Aumento dell’età pensionabile, sino all’eliminazione del criterio di anzianità, introduzione per tutti del sistema contributivo, grazie al “contributo pro rata” e un meccanismo di premi e penalizzazioni a seconda della finestra di uscita. Sono alcuni dei punti dai quali il futuro governo tecnico guidato da Mario Monti non potrà prescindere. «Si tratta di una serie di provvedimenti ineludibili. Ma il governo dovrà saper spiegare ai cittadini e ai lavoratori anziani la ragione dei sacrifici cui dovranno andare incontro», afferma, interpellato da ilSussidiario.net Luca Spataro, docente di Economia Politica presso l’Università degli Studi di Pisa. Si parla, in effetti, addirittura, di “quota cento” (a tanto dovrà arrivare la somma tra gli anni di contributi versati e l’età anagrafica). «Una cifra, a dire il vero, eccessiva. Saremmo, del resto, gli unici in Europa», continua Spataro.

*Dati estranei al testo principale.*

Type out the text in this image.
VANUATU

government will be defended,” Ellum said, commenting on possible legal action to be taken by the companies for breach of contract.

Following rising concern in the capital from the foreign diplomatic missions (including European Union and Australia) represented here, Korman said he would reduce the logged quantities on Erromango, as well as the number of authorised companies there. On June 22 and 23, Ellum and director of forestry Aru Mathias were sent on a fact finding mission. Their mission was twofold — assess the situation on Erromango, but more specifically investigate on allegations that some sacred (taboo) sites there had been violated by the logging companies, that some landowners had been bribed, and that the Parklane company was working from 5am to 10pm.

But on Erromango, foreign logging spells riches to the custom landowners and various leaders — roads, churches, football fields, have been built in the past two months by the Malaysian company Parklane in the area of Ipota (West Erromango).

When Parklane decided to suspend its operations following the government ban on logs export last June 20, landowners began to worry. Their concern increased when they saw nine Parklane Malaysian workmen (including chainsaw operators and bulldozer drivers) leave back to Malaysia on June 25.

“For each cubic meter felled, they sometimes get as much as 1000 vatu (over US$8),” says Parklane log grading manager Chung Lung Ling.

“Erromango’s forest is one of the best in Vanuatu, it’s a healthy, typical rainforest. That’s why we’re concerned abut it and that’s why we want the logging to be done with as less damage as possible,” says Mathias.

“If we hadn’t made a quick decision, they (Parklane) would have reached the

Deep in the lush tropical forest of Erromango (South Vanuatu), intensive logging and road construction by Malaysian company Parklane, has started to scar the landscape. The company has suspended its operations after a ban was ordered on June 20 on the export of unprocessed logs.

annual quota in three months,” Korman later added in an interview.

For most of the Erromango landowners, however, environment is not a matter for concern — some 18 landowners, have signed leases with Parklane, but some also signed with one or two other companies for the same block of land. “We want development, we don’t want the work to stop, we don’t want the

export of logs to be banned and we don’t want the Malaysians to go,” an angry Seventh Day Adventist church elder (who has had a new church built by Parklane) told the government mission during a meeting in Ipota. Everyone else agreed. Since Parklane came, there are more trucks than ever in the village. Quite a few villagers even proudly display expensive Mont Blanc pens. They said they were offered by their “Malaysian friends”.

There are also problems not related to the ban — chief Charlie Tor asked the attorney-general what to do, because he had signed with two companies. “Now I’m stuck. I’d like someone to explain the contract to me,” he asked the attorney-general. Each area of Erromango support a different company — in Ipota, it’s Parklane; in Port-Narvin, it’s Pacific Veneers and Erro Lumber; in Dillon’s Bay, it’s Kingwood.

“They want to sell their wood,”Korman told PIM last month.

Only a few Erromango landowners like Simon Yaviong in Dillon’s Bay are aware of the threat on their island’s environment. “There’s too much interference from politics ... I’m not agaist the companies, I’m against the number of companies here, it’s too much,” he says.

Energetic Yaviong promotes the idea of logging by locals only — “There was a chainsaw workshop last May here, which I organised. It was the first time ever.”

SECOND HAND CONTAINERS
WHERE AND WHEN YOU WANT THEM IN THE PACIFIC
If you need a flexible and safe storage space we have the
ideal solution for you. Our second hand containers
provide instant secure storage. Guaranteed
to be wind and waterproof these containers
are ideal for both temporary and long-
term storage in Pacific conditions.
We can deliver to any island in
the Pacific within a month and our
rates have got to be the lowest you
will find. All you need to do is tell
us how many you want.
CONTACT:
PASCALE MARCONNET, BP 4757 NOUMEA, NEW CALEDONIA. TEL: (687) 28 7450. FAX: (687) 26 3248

«Il vero problema è che con la riforma Dini si è prodotta una discriminazione tra generazioni. Con il sistema contributivo pieno, infatti, andranno in pensione solo coloro che hanno iniziato a lavorare dal 1995. Tutte le generazioni precedenti, invece, continueranno a beneficiare del calcolo retributivo che, di fatto, fornisce regali in termini attuariali». Il motivo di un tale divario è legato ai criteri adottati per il calcolo dell’assegno: «Il sistema retributivo, infatti, determina la pensione sull’insieme complessivo dei contributi versati senza, tuttavia, tener contro dell’allungamento della speranza di vita. Cosa che, invece, fa il metodo contributivo». Per sanare il gap, Monti pare intenzionato a introdurre il cosiddetto “contributivo pro rata”. «Si tratterebbe di una redistribuzione del carico pensionistico. È la soluzione più solare. Significa che i contributi sin qui maturati dal lavoratore, se calcolati su base retributiva, resteranno tali; ma, da qui in avanti, entra in vigore per tutti il sistema contributivo. Per alcuni, quindi, si andrà incontro a un sistema misto».
La ragione all’origine della riforma ipotizzata è la seguente: «Non basta mandare in pensione la gente più tardi. Per quei lavoratori che dovessero continuare a mantenere il sistema retributivo si verificherebbero una serie di privilegi che graverebbero sulle nuove generazioni». Un altro meccanismo allo studio è quello della “forbice”. «È necessario – spiega – introdurre delle penalizzazioni inversamente proporzionali all’età di pensionamento. Prima si va in pensione e maggiore sarà la penalizzazione».
La premessa di qualunque riforma, deve essere la consapevolezza dei cittadini delle sue motivazioni. «Il governo dovrà far capire ai lavoratori anziani che rinunciare a una pensione più ricca favorisce lo sviluppo e il benessere delle generazioni più giovani; se fosse chiaro questo accento di redistribuzione intergenerazionale delle risorse, con evidenti benefici per famiglie, precari o disoccupati giovani, si tratterebbe, probabilmente, di un sacrificio più accettabile». I benefici sottratti alle pensioni, quindi, dovrebbero favorire tali categorie. «Oppure, dovrebbero essere utilizzare per implementare la crescita e lo sviluppo. Tagliare le pensioni, senza prevedere una “destinazione d’uso” per le risorse reperite, non sarebbero accettabile».